Background Worker Lifecycle

  1. Registration: pgclone_table_async() or pgclone_schema_async() allocates a job slot in shared memory, populates connection info and parameters, then calls RegisterDynamicBackgroundWorker().

  2. Startup: The worker process starts via pgclone_bgw_main(), which:

    • Sets up signal handlers
    • Connects to both source and target databases via libpq
    • Updates job status to RUNNING
  3. Execution: The worker calls the same core clone functions used by sync operations, with periodic updates to shared memory (rows copied, current table, elapsed time).

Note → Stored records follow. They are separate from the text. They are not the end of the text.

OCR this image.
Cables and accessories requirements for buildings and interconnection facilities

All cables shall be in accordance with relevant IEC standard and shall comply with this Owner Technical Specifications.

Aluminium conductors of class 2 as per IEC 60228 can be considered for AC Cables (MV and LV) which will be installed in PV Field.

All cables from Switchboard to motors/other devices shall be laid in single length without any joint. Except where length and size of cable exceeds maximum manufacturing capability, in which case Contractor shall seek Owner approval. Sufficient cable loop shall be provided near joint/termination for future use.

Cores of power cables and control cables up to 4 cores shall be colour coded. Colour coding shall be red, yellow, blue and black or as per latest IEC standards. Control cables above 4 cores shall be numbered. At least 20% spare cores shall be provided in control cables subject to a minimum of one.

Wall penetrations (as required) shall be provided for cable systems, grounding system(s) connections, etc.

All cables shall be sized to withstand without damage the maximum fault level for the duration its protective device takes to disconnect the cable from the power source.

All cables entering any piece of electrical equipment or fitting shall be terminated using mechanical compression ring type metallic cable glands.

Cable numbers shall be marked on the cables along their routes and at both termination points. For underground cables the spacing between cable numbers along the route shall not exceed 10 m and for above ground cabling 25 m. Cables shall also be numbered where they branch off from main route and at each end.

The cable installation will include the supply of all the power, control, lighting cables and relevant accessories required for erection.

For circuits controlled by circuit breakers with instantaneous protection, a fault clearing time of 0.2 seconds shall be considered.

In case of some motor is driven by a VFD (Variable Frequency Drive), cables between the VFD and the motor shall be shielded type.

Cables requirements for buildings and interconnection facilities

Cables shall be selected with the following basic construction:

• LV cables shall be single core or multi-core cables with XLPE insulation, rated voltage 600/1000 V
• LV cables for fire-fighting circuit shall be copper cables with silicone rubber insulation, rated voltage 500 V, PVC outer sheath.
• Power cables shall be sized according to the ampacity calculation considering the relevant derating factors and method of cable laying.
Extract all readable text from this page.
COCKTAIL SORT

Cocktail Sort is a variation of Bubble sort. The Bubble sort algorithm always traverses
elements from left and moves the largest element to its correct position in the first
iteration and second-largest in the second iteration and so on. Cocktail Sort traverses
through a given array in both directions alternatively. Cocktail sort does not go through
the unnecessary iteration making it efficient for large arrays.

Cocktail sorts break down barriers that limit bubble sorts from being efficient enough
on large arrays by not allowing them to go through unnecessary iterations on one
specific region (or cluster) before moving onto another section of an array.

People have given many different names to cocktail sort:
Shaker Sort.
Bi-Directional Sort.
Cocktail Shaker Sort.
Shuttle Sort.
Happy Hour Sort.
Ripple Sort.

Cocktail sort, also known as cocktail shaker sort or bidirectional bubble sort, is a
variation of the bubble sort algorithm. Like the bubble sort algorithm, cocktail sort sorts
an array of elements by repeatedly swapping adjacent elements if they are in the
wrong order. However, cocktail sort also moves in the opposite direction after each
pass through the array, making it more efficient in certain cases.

  4. Worker Pool mode (v2.2.0): For pgclone_schema_async with "parallel": N, the parent process:

    • Queries the source for the list of tables
    • Populates a shared-memory task queue (PgclonePoolQueue)
    • Launches exactly N pool workers via pgclone_pool_worker_main()
    • Each worker grabs the next unclaimed task from the queue, clones it, then grabs the next — until the queue is empty
    • Dynamic load balancing: faster workers automatically handle more tables
    • Resource usage is O(N) instead of O(tables) for bgworkers and DB connections
  5. Completion: Worker sets status to COMPLETED or FAILED, disconnects from databases, and exits.


Local Loopback Connections (v2.1.4+)

pgclone uses loopback libpq connections for DDL execution on the target database. Since v2.1.4, these connections prefer Unix domain sockets (read from the unix_socket_directories GUC) over TCP 127.0.0.1. This means the default local all all peer line in pg_hba.conf is sufficient — no trust entry is needed. If Unix sockets are unavailable, pgclone falls back to TCP 127.0.0.1 automatically.


Resource Management

pgclone carefully manages resources to avoid leaks:

  • Every PQconnectdb() has a matching PQfinish() in all code paths (including error paths)
  • Every PQexec() result is freed with PQclear()
  • PG_TRY / PG_CATCH blocks ensure cleanup on errors
  • Background workers disconnect from both source and target databases before exiting
  • COPY pipeline errors consume remaining results to prevent connection state corruption

Build System

pgclone uses PostgreSQL’s PGXS build system:

MODULES = pgclone
EXTENSION = pgclone
DATA = sql/pgclone--*.sql

PG_CONFIG = pg_config
PGXS := $(shell $(PG_CONFIG) --pgxs)
include $(PGXS)

This integrates with pg_config to find the correct include paths, library directories, and installation locations for the target PostgreSQL version.